No. The underlying model remains GPT-5.3-Codex, which shipped on February 5, 2026. The April 16 update is a product and platform expansion around that model.
Do I need to upgrade my ChatGPT plan to get these features?
No new paid upgrade is required for eligible desktop-app users, but access depends on plan and rollout. Codex is included with Plus, Pro, Business, and Enterprise/Edu, and for a limited time also with Free and Go; some features still roll out separately by region and workspace type.
Does background computer use work on Windows?
Not at launch. The background computer use capability rolled out on macOS first. Windows users can continue using the Codex desktop app (shipped March 4, 2026) but without the parallel desktop-agent behavior.
What happens to my data with the new memory features?
Memory stores preferences, edit history, and gathered context across threads. Enterprise and Education tenants see memory roll out gradually with admin controls. Review your organization's data-retention settings before enabling memory on sensitive workloads.
Can I still use Codex over SSH on remote servers?

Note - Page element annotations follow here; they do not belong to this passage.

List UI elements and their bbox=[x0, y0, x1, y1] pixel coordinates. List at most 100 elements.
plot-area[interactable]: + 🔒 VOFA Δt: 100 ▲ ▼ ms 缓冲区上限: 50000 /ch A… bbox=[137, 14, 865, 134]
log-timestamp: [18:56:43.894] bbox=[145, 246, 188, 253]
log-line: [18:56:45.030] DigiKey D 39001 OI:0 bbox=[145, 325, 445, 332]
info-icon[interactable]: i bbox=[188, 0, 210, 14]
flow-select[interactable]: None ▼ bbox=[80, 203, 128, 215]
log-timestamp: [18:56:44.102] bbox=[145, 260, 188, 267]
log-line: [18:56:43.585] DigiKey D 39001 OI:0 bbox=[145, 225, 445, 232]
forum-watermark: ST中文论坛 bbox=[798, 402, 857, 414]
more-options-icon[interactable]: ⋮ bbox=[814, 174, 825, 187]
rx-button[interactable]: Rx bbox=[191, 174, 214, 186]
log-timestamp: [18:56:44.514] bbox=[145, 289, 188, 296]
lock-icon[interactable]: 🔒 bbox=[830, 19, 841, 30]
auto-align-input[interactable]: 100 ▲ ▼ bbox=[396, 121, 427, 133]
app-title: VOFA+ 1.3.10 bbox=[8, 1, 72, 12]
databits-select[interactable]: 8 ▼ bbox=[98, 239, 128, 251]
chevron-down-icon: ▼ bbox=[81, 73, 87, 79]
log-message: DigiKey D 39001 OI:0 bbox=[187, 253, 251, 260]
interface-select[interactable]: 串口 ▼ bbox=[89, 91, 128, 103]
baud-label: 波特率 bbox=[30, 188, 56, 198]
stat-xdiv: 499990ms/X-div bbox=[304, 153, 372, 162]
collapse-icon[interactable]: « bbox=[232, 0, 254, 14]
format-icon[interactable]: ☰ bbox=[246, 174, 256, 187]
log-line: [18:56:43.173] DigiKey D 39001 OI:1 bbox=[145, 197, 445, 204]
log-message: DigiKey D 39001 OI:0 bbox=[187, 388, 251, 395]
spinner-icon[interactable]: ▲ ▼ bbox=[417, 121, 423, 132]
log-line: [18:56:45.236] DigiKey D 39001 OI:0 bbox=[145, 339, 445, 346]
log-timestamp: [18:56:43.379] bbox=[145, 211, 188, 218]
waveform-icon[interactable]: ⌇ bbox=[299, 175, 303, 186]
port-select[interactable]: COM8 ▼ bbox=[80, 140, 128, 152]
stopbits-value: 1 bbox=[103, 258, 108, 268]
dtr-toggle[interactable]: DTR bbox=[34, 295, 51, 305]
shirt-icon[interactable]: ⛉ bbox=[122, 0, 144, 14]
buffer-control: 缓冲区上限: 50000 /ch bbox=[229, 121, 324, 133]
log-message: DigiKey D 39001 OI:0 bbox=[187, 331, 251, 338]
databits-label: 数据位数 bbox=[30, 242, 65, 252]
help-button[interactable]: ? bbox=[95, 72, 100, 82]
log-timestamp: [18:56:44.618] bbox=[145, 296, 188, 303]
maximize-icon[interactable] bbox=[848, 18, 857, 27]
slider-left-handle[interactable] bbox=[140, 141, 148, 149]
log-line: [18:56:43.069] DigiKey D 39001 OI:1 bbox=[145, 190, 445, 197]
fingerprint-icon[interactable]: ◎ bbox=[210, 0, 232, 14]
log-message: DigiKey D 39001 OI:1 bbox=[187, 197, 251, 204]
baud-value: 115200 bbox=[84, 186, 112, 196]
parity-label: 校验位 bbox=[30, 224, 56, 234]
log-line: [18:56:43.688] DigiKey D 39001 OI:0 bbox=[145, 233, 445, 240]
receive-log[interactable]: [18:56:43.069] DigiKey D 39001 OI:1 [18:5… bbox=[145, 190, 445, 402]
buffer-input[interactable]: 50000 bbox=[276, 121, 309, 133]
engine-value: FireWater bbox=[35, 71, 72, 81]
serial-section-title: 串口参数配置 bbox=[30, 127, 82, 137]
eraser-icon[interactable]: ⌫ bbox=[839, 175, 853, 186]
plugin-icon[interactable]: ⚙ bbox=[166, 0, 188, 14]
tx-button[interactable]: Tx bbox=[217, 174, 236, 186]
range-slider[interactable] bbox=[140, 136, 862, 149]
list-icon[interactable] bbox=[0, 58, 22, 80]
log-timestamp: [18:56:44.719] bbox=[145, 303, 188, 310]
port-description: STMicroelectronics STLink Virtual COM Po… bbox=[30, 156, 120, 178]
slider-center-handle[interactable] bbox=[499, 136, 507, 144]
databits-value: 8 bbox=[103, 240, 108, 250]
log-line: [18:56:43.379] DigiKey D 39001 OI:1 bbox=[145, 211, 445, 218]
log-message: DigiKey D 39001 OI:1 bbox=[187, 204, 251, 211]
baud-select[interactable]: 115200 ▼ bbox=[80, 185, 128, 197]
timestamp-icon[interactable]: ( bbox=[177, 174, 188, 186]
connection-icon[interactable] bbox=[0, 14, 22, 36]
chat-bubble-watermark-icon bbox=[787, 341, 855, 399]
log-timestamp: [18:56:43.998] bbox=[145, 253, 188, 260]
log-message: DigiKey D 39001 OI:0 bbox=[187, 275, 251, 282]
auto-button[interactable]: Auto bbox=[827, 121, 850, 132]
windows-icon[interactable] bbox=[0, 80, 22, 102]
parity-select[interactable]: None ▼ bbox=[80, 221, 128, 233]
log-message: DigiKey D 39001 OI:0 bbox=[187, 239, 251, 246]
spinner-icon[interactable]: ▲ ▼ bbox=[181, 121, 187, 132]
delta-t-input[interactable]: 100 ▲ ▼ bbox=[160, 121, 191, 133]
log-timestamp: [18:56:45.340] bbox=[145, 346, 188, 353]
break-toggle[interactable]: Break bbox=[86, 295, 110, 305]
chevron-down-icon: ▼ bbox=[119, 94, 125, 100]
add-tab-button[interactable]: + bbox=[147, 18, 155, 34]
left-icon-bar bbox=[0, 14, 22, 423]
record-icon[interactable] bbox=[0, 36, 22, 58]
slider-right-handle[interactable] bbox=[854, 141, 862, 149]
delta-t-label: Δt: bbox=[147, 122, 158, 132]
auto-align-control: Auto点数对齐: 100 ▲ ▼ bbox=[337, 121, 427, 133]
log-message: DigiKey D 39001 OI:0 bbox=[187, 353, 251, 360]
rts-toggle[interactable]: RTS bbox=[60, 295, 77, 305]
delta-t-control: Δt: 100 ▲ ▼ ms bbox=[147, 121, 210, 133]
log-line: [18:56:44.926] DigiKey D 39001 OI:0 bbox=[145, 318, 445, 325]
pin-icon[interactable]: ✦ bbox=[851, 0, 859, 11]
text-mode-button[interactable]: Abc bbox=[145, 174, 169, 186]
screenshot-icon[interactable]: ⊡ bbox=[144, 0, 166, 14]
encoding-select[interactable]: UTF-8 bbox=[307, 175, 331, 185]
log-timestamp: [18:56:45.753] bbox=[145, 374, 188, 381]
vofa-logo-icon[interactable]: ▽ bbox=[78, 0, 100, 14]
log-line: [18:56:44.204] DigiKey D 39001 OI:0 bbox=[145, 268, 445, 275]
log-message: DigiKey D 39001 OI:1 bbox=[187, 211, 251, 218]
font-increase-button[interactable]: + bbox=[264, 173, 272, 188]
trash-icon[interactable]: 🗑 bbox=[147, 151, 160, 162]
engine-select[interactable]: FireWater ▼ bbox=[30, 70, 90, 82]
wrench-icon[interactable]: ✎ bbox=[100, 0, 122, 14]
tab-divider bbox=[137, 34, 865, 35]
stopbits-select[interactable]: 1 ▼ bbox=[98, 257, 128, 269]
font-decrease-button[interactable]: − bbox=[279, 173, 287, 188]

Yes, but SSH access to remote devboxes is currently in alpha. Expect breaking changes and limited support until the feature moves to GA.
Compatibility Notes
- Prior Codex extensions and CLI workflows continue to work; plugins are additive.
- GPT-5.4 (separately announced for long-context work) is not the engine behind this update — teams needing 1M-token context should evaluate GPT-5.4 independently of this release.